Learning to properly hold a basic plank is important: If your hips are saggy, your lower back kicks in and your abs won’t be properly firing. If your butt is too high in the air, the lower back and hip flexors do the work that your abdominals should be taking on.



Once you have the basic plank mastered, it might be tempting to try to increase the time you’re able to hold it. Fitness classes and online challenges often encourage us to try to hold the plank for as long as possible. While this might be fun for occasional bragging rights, these marathon sessions miss the point of the plank:

Planks should involve your entire body contracting forcefully. If you’re engaging your muscles properly, you shouldn’t be able to casually hold a plank while daydreaming. If you can, your hip flexors are likely doing more of the job anyway. The point of the core is to fire forcefully for short periods of time, not hang on for endurance.

Basic Plank Tips

  • Whether on forearms or hands, keep your shoulders away from your ears.
  • Make sure your elbows are lined up with your shoulders.
  • Your arms should be about shoulder width distance.
  • If your wrists hurt while planking on your hands, try the forearm variations or hold on to dumbbells.
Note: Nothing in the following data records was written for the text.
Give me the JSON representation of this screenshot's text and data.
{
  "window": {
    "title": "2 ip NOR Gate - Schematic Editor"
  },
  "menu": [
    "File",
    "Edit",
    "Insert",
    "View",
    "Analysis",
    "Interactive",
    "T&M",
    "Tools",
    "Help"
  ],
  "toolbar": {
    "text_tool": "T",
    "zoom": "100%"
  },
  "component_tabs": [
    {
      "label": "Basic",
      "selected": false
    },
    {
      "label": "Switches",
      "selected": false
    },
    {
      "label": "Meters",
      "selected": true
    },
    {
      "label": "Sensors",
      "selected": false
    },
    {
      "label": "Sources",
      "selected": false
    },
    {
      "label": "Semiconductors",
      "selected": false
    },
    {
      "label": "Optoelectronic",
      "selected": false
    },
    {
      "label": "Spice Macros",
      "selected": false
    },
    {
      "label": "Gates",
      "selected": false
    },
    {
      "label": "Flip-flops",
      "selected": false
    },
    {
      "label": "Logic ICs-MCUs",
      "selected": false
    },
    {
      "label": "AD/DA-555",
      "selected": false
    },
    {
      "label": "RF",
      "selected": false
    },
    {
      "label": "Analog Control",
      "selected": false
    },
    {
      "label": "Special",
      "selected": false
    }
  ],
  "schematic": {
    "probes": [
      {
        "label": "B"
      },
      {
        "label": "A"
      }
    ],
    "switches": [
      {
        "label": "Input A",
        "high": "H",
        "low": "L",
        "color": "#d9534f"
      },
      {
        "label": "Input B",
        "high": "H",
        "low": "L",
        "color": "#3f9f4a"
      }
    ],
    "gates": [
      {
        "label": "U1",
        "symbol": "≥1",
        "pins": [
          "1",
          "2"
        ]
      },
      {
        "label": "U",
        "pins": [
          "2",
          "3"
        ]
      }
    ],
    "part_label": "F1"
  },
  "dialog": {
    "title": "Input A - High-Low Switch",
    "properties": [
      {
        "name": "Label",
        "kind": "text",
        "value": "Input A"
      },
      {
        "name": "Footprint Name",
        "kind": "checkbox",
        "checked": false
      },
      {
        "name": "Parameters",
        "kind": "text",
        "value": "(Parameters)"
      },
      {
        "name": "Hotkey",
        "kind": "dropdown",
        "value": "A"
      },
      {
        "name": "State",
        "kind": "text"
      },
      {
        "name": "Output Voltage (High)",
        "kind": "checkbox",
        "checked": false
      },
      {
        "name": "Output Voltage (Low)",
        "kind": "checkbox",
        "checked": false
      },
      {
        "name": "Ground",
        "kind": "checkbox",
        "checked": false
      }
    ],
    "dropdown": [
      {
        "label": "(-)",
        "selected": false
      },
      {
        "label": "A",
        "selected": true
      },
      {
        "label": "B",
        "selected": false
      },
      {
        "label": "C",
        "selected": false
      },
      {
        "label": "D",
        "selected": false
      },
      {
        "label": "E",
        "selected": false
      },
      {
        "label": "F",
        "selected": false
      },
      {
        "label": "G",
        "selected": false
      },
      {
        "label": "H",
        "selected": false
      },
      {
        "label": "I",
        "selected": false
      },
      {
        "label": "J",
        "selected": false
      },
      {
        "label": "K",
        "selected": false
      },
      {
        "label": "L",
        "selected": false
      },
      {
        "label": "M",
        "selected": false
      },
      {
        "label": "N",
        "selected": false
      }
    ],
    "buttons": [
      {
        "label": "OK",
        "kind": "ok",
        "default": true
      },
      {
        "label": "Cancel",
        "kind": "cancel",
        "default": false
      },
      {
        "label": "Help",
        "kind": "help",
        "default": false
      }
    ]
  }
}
So with that out of the way, how do we progress the plank to make it more challenging as well as more interesting? If you can hold standard plank for 45 seconds to a minute, you’re likely ready to move on. If you’re like me, you’d probably rather work really hard for a short period of time rather than hang on for 3 minutes while watching the clock. ZZZZZZZ.

silly pledge plank

Instead, check out these variations and give them a whirl. Pics from the video are outlined clockwise starting at the top left side! 

Pledge Plank
From a plank position on hands, bring your hand to the opposite shoulder, and repeat on the other side. Go back and forth for reps. Try 10 reps per side at first, trying to keep your body as stable as possible. Think about your hips being quiet so they don’t rock from side to side.

Push Up Plank
My coach Jordan gives these to me from time to time and they’re harder than they look! Again, the less movement out of your torso, the better. Move from a plank on your hands to a plank on your forearms. I like to go through half my reps leading with one side, and then switch to the other side for the rest. Try beginning with 4 or 5 per side.

Spider Planks
I don’t know if there’s an official name for these. “Knee to outside elbow plank” sounds wordy. I think about Spiderman’s crawling legs when I do these. Aim your knee to the outside of your elbow while you hold a plank on your hands or forearms. If your spidey sense is mighty, you might crank out between 10 and 12 reps per side.

Plank Roll-Out
In my mind, I move the ball waaaaay out. In reality, it barely slides forward. These are tough! Consider these an advanced plank variation but they’re a great challenge. Begin in a forearm plank on a stability ball. Push your forearms forward. Hold there for a second or two, then pull them back into your starting position. Yowzers! Start with as many as you can muster!

How to Fit Them Into Your Workout
Sets: 1-3
Timing: Try putting a set of these into your warmup routine. They also work well at the end of a strength workout or as part of a circuit.